Chapitre 2 de : « La meilleure version de Schrödi »
Illustration : ponch

 

Mille visages et aucun nom

Quelque chose le réveilla.

Pas un bruit. Pas un mouvement.

Un dérèglement.

Comme si le monde venait de cligner des yeux.

Schrödi ouvrit les paupières.

Ses pattes… fluctuaient.

Pas dans l’air, pas sur le sol, mais dans leur propre existence.

Elles n’étaient plus noires. Ni blanches.

Elles étaient… autres.

Elles semblaient chercher leur propre nature, oscillant entre des états qui ne pouvaient pas coexister.

Il ferma les yeux. Inspira. Expira.

Il les rouvrit.

Elles étaient là.

Mais étaient-elles les mêmes ?

Puis, il vit les autres.

Ils étaient partout.

Sortis du vide, de l’angle mort de la boîte, des recoins où la lumière ne s’aventurait jamais.

Dizaines. Centaines.

Des ombres de lui-même, vibrantes, trop réelles ou pas assez.

Leur pelage était semblable, mais il y avait toujours quelque chose de faux.

Une asymétrie dans le regard.
Un frisson dans leurs contours.
Une expression qui aurait dû être familière mais qui ne l’était pas.

Ils n’étaient pas des doubles.

Ils étaient des erreurs.

Schrödi n’osait pas bouger.

Ils oscillaient.

Comme des fréquences mal réglées, des interférences d’un signal brisé.

Puis, ils parlèrent.

Tous. En même temps.

Ou presque.

Avec un minuscule décalage, un écart infime qui rendait leurs voix intolérables.

Je suis Schrödi.
Je suis Schrödi.
Je suis Schrödi.
Je suis Schrödi.

Schrödi sentit son esprit se fendre comme une vitre sous la pression d’un vent trop fort.

Un seul avançait.

Différent.

Non pas par son apparence, mais par sa stabilité.

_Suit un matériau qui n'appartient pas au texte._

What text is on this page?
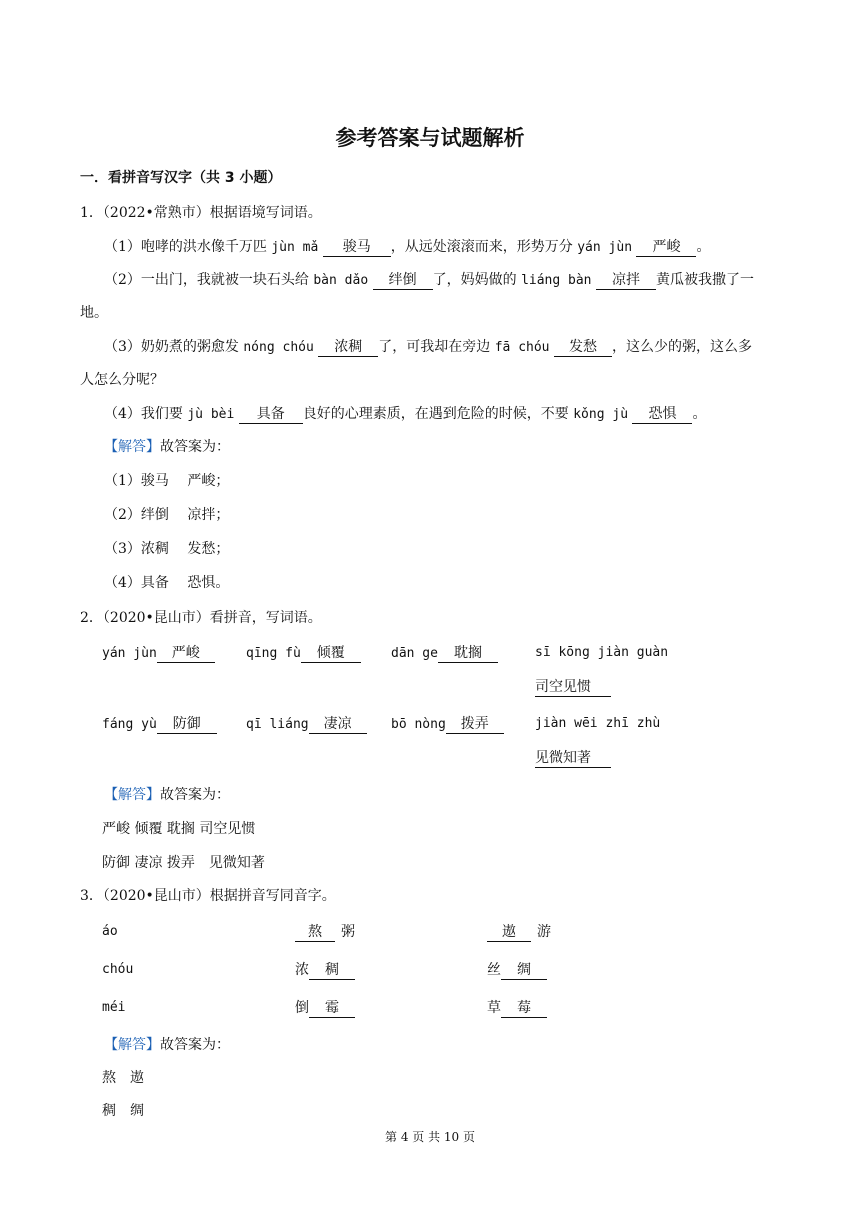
参考答案与试题解析
一．看拼音写汉字（共 3 小题）
1．（2022•常熟市）根据语境写词语。
（1）咆哮的洪水像千万匹 jùn mǎ 骏马 ，从远处滚滚而来，形势万分 yán jùn 严峻 。
（2）一出门，我就被一块石头给 bàn dǎo 绊倒 了，妈妈做的 liáng bàn 凉拌 黄瓜被我撒了一
地。
（3）奶奶煮的粥愈发 nóng chóu 浓稠 了，可我却在旁边 fā chóu 发愁 ，这么少的粥，这么多
人怎么分呢？
（4）我们要 jù bèi 具备 良好的心理素质，在遇到危险的时候，不要 kǒng jù 恐惧 。
【解答】故答案为：
（1）骏马　 严峻；
（2）绊倒　 凉拌；
（3）浓稠　 发愁；
（4）具备　 恐惧。
2．（2020•昆山市）看拼音，写词语。
yán jùn 严峻	qīng fù 倾覆	dān ge 耽搁	sī kōng jiàn guàn
司空见惯
fáng yù 防御	qī liáng 凄凉	bō nòng 拨弄	jiàn wēi zhī zhù
见微知著
【解答】故答案为：
严峻 倾覆 耽搁 司空见惯
防御 凄凉 拨弄　见微知著
3．（2020•昆山市）根据拼音写同音字。
áo	熬 粥	遨 游
chóu	浓 稠	丝 绸
méi	倒 霉	草 莓
【解答】故答案为：
熬　遨
稠　绸
第 4 页 共 10 页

Là où les autres ondulaient, incertains, lui restait figé.

Ses contours ne tremblaient pas.

Son regard ne doutait pas.

Son sourire…

Un sourire qui n’aurait pas dû exister sur son propre visage.

Il ouvrit la bouche, et sa voix ne vacilla pas.

Tu cherches une vérité qui n’existe pas.

Schrödi sentit ses muscles se tendre.

— Qui es-tu ?

Le Schrödi immobile pencha la tête.

Je suis Schrödi.

— Non.

Alors qui es-tu, toi ?

Schrödi recula.

Le sol plia sous ses pas comme s’il marchait sur une membrane trop mince.

Les autres Schrödi chuchotaient encore, leurs voix se décalant de plus en plus, un murmure devenu un chant discordant.

Je suis Schrödi.
Je suis Schrödi.
Je suis Schrödi.
Je suis Schrödi.

SCHRÖDI (hurlant) — STOP !

Silence.

Tous les Schrödi se figèrent.

Un frisson glacé courut le long de son échine.

Puis une voix, seule.

Sa voix.

Alors… lequel d’entre nous est Schrödi?

Il sentit quelque chose se briser.

Dans son crâne.

Dans l’air autour de lui.

Dans l’essence même de son être.

Tout oscillait.

Tout cherchait un état stable.

Tout voulait une réponse.

Mais il n’y en avait pas.

Schrödi ferma les yeux.

« Je suis Schrödi. »

« Je suis Schrödi. »

« Je suis Schrödi. »

Il rouvrit les paupières.

Les autres avaient disparu.

Il était seul.

Mais il n’avait plus aucune certitude sur ce que cela signifiait.